The approval was granted to mark the third year anniversary of the 8th session of the House of Representatives.
Adeyinka Ajayi, chairman, House Committee on Aids, Loans and Debt Management who acknowledged the concerns raised by the monetary policy authorities and effort to control liquidity in the economy in order to put inflation under control, however expressed optimism that the fund would go a long way to reflate the economy.
Based on geopolitical zone, South West gets the highest allocation of N143,877,697,406.31, followed by South-South region with N99,212,953,260.08; North West gets N48,490,679,508.11; South East gets N40,867,282,521.34 while North Central gets N26,746,086,891.40 for various federal road projects constructed on behalf of Federal Government.
President Buhari had in a letter dated 8th March, 2018 requested for the approval to commence a promissory note and bonds issuance programme to clear long-standing obligations inherited by the present administration.
According to the document obtained by BusinessDay, the obligations include: unpaid obligations to pensioners, salaries and promotional arrears to civil servants; obligation to petroleum marketers; contractors and supplier debts; unpaid power bills and obligations from tariff reversal in 2014; Export Expansion Grant (EEG) scheme debts; Judgement debts and refund to State Governments for projects undertaken on behalf of the Federal Government.”
Buhari’s request was in compliance with the provisions of the 1999 Constitution (as amended), Debt Management Office (establishment) Act, 2003 and Fiscal Responsibility Act, 2007.
Breakdown of the funds to be refunded on state basis shows that: Lagos state gets N114.606 billion; Akwa Ibom state gets N78.782 billion; Zamfara state gets N39.919 billion while Anambra state gets N37.970 billion.
Similarly, Ebonyi state is to get N15.447 billion; Enugu state gets N13.564 billion; Osun state gets N13.291 billion; Plateau state gets N12.152 billion; Ekiti state gets N11.684 billion while Kwara state gets N11.254 billion.
The House also approved the sums of N10.720 billion for Jigawa state; N10.431 billion for Edo state; N6.928 billion for Gombe state; N4.425 billion for Kano state; N4.332 billion for Ondo state; N4.246 billion for Adamawa state; N3.026 billion for Benue state; N2.897 billion for Imo state while N333.860 billion is for Niger state, respectively.
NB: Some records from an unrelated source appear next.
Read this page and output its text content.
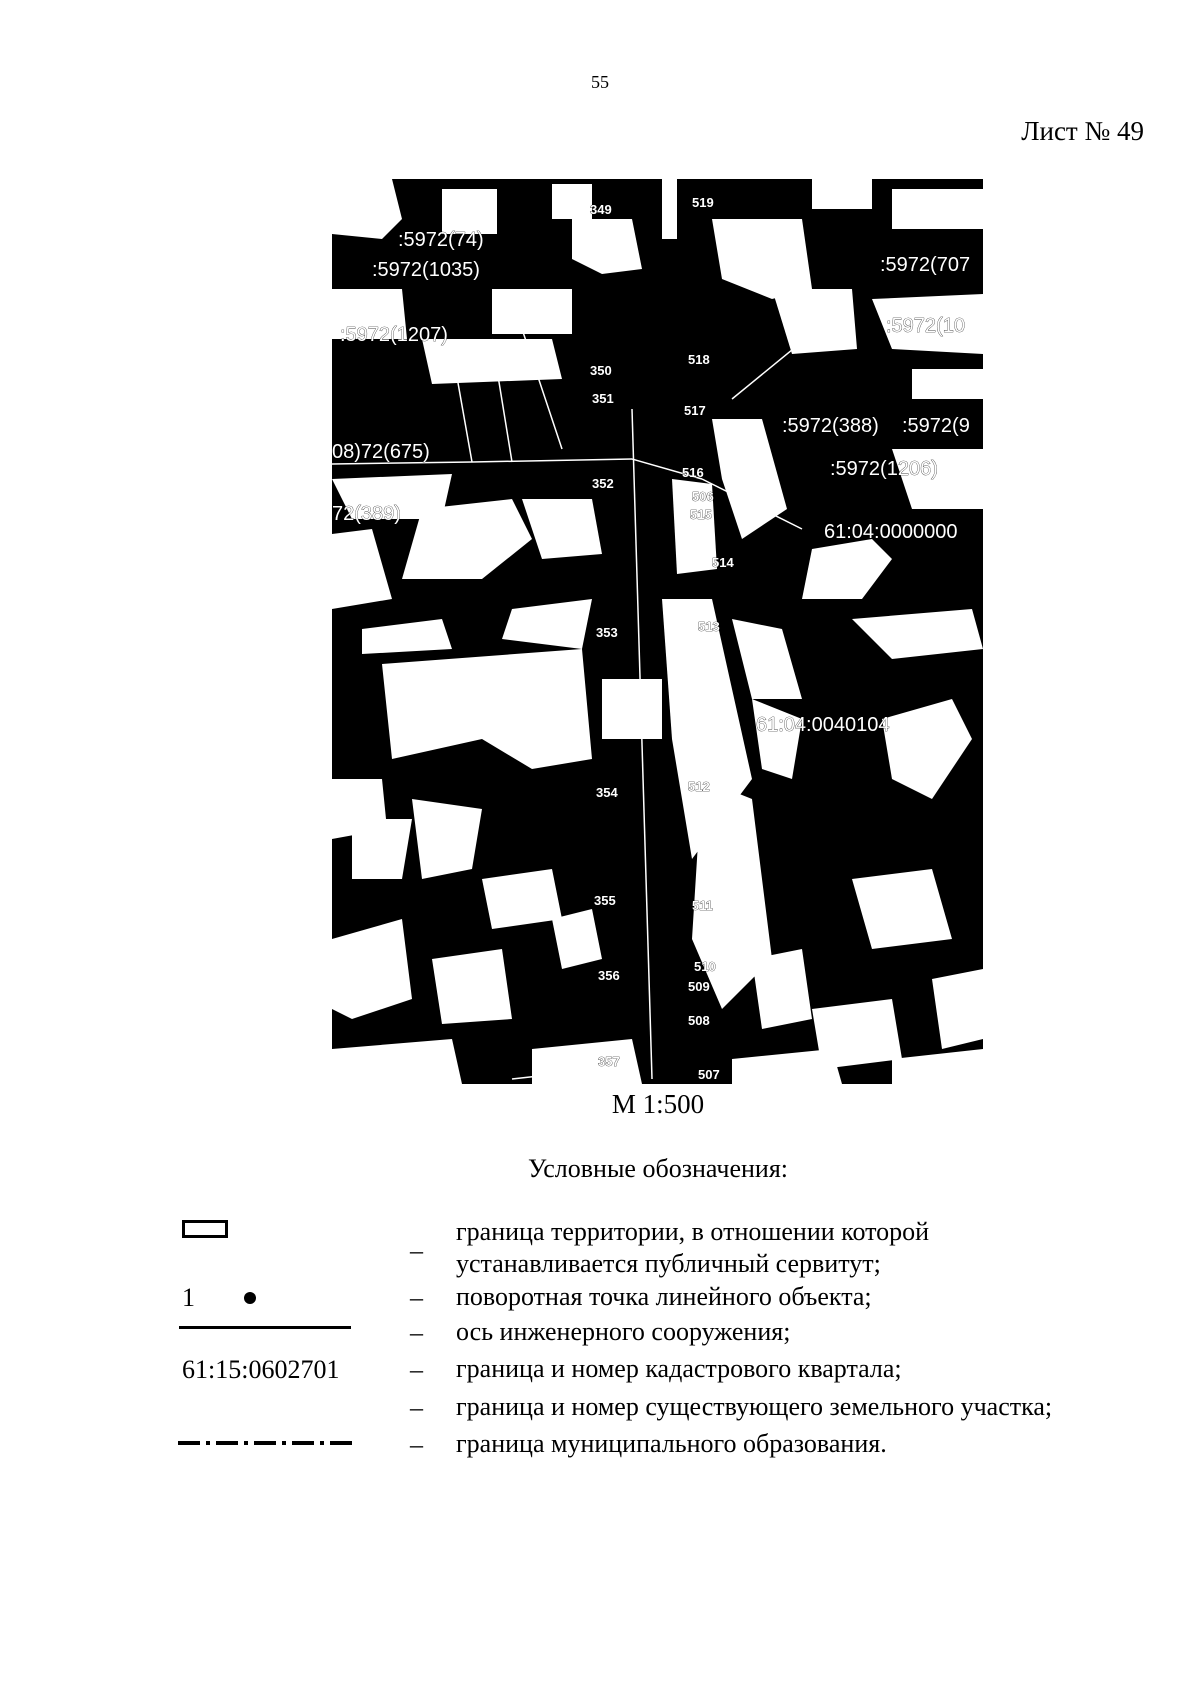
55
Лист № 49
:5972(74)
:5972(1035)
:5972(1207)
:5972(707
:5972(10
:5972(388) :5972(9
:5972(1206)
08)72(675)
72(389)
61:04:0000000
61:04:0040104
349
350
351
352
353
354
355
356
357
519
518
517
516
515
514
513
512
511
510
509
508
507
506
М 1:500
Условные обозначения:
–
граница территории, в отношении которой
устанавливается публичный сервитут;
1	– поворотная точка линейного объекта;
– ось инженерного сооружения;
61:15:0602701	– граница и номер кадастрового квартала;
– граница и номер существующего земельного участка;
– граница муниципального образования.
According to Yinka Ajayi, chairman, House Committee on Aids, Loans and Debt Management, a technical sub-committee that liaised with appropriate Ministries, Departments and Agencies (MDAs) responsible for various areas intended to benefit from the proceeds of the promissory notes and bond issuance programmes.
“One of such technical sub-committees was one set up to verify claims for refund to State Governments for projects executed on behalf of Federal Government.
“The sub-committee was to liaise with the Federal Ministry of Finance and the Federal Ministry of Power, Works and Housing to verify the authenticity of the claims as regards the execution of the federal highway projects in the various states contained in the request by Mr. President.
“The technical sub-committee resolved to visits locations of the projects. Due to the enormity of the task before the technical sub-committee set up to verify the claims in respect of the 25 states, it adopted a phased approach to the verification exercise,” Ajayi (APC-Osun) informed the House at the Committee of the Whole.
According to him, the Committee on Aids, Loans and Debt Management who acknowledged the concerns raised by the monetary policy authorities and effort to control liquidity in the economy in order to put inflation under control, however underscored the need to reflate the economy.
“The committee also notes the long term debt management strategy of the Federal Government to approach the domestic capital market with caution so as to reduce cost of debt service an also not to crowd out the private sector,” Ajayi urged.